Radio Télévision Suisse (RTS), the French-language public broadcaster in Switzerland, has added a Baselight ONE system with Slate control panel to handle its in-house productions. Headquartered in Geneva, RTS produces a wide variety of news, sport, entertainment and documentary television programming. RTS already has a Baselight TWO system, installed five years ago, which has proved extremely effective in handling the interoperability with their edit suites.
RTS has five in-house colourists, working on documentaries and reportage as well as dramas. The two Baselight grading systems are closely integrated with the Avid editing network. Baselight outputs Avid DNxHD files in MXF onto the shared storage, allowing RTS to meet the tight timescales of television production.
“With Baselight we can add a new quality to our productions, a cinematic look, while maintaining the tight turnaround of episodic television,” said Anne-Laure Sacher, colourist at RTS. “Our new suite adds even more capacity, and the Slate control panel retains the same high standards we are used to with the Blackboard 2 panel on our existing Baselight system. To me, Blackboard control surfaces are above all the others and have the precision and ergonomic convenience I expect.”

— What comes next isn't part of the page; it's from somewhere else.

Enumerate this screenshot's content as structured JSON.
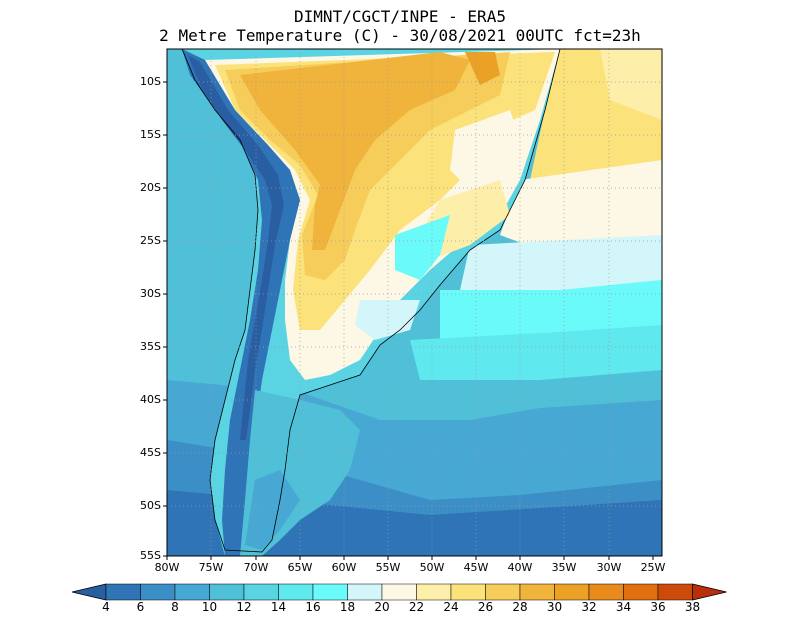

RTS recently used its Baselight TWO and Blackboard 2 on Specimen, a renowned TV magazine on psychology, and a new 6×50 minute drama series, A Livre Ouvert. This co-production between RTS and France 2 was shot on ARRI ALEXA and finished in-house at RTS in Geneva. “Baselight has very appealing features, one being that I can set up multiple groups of shots within a scene and perform rapid copy-paste operations across them; the new layer blending and compositing features in Baselight 4.4 are also a must,” adds Anne-Laure.
“Broadcasters and television production companies are realising that efficient workflows are the only way to maintain and improve production values as budgets are being cut,” said Wolfgang Lempp, co-founder of FilmLight. “One of the best ways to improve production workflows – particularly in this era of digital cameras with wide dynamic range – is by making images look good from capture on set through editorial and effects to the final grade. How do you do that? By providing the colour management, grading tools and metadata at every stage, so you can be confident from the start and keep refining throughout without wasting any time.”